I am pleased to report that, at least sequence-wise, mothur’s sffinfo command in 1.12.1 matches Roche’s output. However, glancing over the code, I’m still not sure mothur handles the situation where the trim value is “0”. This can potentially lead to negative array indices being passed as the code is currently written. Granted, in no case was this an issue in my sff files because, evidently, the terminal bases are almost never usable anyway. But it’s worth keeping in mind.

There are still differences in formatting between mothur’s output and Roche’s.
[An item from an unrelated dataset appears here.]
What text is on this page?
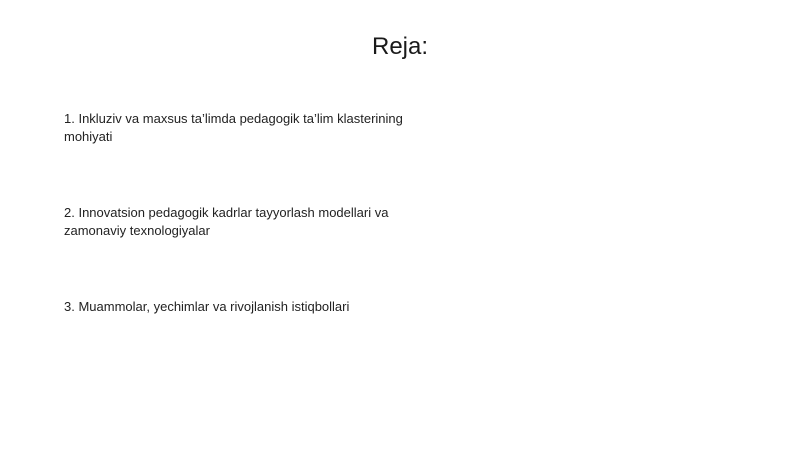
Reja:
1. Inkluziv va maxsus ta’limda pedagogik ta’lim klasterining mohiyati
2. Innovatsion pedagogik kadrlar tayyorlash modellari va zamonaviy texnologiyalar
3. Muammolar, yechimlar va rivojlanish istiqbollari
Roche provides much more information on the definition line and wraps the sequences at 60 characters. I doubt this will break anything downstream, but I think it would be good to emulate Roche’s output as closely as possible.

mothur:

F3MK0ZM01DCTYE
GACACTCTCGAGACATCACCGGCTCTAGTTCTTTAGTCATCGAGTCAACATGTCTTGTGGCGCCTTTCAAAGTGGTAGAA
ATACAGACGATGAATCTACCGCTTCTCTTATAGTCTGCTGCATTTGCG

Roche:

F3MK0ZM01DCTYE length=128 xy=1259_0788 region=1 run=R_2009_10_05_14_25_37_
GACACTCTCGAGACATCACCGGCTCTAGTTCTTTAGTCATCGAGTCAACATGTCTTGTGG
CGCCTTTCAAAGTGGTAGAAATACAGACGATGAATCTACCGCTTCTCTTATAGTCTGCTG
CATTTGCG

Robin

Excellent news! Thanks for such a rapid response!